As Mr Selfridge hits the second half of its final season, the latest episode is a showcase of how dramatic things can get behind the doors of the famous store.
At the heart of the story though is the struggles of one man, with Harry Selfridge falling apart as his world spirals and tragedy strikes.
“I gave up the career of a lifetime…several lifetimes for you, Frank. And what did you give me? A cheap affair!”
The aftermath of Frank’s indiscretion is fully played out in this episode with Kitty refusing to take him back. Amy Beth Hayes’ performance as Kitty is beautiful here, vulnerable and desperately sad. It’s not helped by the fact that Samuel West’s performance as Frank is played towards being unlikeable. A deliberate acting choice, probably to garner the most viewer sympathy for Kitty, but it’s a shame that it’s ended this way, with Kitty deciding to take the Elizabeth Arden job in New York after all.
“I have no choice in dying. Which makes the other choices all the more important. In the end, it’s about family.”

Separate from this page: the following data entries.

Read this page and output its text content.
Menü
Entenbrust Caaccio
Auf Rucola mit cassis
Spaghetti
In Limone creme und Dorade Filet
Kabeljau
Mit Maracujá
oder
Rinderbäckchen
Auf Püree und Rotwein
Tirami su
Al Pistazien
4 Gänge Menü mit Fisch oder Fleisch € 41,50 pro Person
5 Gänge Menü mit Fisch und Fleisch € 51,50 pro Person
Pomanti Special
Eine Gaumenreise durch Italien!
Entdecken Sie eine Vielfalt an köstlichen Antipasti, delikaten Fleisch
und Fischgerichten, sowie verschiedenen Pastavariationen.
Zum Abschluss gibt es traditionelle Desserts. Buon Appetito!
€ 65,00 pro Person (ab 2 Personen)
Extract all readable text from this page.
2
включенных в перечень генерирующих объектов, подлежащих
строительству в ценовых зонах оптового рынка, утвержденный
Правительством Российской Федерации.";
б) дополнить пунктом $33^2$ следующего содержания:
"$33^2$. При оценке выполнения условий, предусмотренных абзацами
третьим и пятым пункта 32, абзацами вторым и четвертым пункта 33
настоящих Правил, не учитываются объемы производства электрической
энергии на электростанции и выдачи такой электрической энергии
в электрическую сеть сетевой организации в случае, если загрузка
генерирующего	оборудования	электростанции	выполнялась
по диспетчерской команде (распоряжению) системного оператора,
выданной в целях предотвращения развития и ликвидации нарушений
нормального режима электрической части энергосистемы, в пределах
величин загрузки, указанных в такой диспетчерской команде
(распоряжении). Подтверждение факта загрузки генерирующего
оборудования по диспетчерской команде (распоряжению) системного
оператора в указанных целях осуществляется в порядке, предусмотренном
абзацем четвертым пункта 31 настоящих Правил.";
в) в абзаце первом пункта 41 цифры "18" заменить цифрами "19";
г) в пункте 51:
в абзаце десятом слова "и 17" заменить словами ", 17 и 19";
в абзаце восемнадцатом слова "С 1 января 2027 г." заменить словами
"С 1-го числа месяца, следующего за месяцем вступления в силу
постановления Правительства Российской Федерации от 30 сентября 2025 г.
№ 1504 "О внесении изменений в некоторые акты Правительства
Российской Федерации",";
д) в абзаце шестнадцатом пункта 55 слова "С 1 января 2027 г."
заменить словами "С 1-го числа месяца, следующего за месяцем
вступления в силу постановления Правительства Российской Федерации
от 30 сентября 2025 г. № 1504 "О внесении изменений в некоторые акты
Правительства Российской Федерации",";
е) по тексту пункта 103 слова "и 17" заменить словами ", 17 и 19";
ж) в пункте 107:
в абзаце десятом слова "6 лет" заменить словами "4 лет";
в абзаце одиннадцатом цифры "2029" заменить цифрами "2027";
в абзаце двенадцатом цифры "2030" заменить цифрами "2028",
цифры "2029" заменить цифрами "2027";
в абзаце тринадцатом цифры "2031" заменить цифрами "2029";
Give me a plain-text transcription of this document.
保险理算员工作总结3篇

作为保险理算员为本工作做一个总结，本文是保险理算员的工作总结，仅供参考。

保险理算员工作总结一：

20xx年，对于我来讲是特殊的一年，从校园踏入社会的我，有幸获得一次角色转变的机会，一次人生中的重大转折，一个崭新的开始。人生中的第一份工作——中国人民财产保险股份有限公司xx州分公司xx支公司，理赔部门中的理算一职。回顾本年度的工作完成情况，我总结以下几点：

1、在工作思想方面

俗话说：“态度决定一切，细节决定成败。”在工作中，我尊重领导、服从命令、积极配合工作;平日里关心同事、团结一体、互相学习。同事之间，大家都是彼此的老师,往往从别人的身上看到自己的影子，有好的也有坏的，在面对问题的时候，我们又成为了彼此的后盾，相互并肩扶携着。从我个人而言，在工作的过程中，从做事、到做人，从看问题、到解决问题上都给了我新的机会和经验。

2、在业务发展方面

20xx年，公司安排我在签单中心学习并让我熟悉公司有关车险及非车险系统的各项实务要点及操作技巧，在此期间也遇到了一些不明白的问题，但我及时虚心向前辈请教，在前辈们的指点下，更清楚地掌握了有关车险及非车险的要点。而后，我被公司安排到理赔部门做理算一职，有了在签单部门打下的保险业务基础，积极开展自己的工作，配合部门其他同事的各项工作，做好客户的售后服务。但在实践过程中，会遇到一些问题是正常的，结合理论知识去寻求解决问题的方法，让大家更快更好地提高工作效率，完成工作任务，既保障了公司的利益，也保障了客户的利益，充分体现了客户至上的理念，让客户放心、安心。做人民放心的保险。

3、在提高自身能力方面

A major part of the episode is spent developing the relationships of the Grove family. I have always really loved Ron Cook’s Mr Crabb and his relationship with Tom Goodman-Hill’s Mr Grove. It’s a lovely, paternal performance and one that is rewarded here as Grove asks him to be his best man.
The wedding itself is a beautiful moment; hope, amongst an episode filled with tragic circumstances. Amanda Abbington and Goodman-Hill really do make a believable couple and it’s great to see the viewers investment in them pay off with a happy ending.
“There was a time your father was the company. Those days are over.”
And so to Harry, and Jeremy Piven’s performance as the store patriarch which has been nothing short of flawless.
After last week’s initial attack on the store windows speculation is rife that Harry’s personal debts are going to affect his business, and as a result, nobody will touch him to invest. It couldn’t come at a worse time as D’Ancona puts a tighter grip on Harry, demanding £75,000 for his inconvenience and outstanding debts.
This forces Harry to make a decision that could sever any reconciliation he could make with his son, Gordon (Greg Austin) in selling the provincial stores. Luckily for Harry, that relationship’s rift appears to have thawed, unlike his and Rosalie (Kara Tointon) who is heartbroken in her father’s actions as D’Ancona’s men ransack the house.
The most tragic (and somewhat unexpected) part of the episode, however, is Victor’s death at the hands of a jealous Jimmy. Trystan Gravelle puts in a touching, understated performance here, which makes his final moments all the more horrific. Especially as his romance with Mae appears to be rekindled.
As one of the original cast members, it’s a shame Victor couldn’t see it to the end of the series; however, in these last few episodes none of the fictional characters are guaranteed a safe exit.
Aired at 9pm on Friday 12 February 2016 on ITV.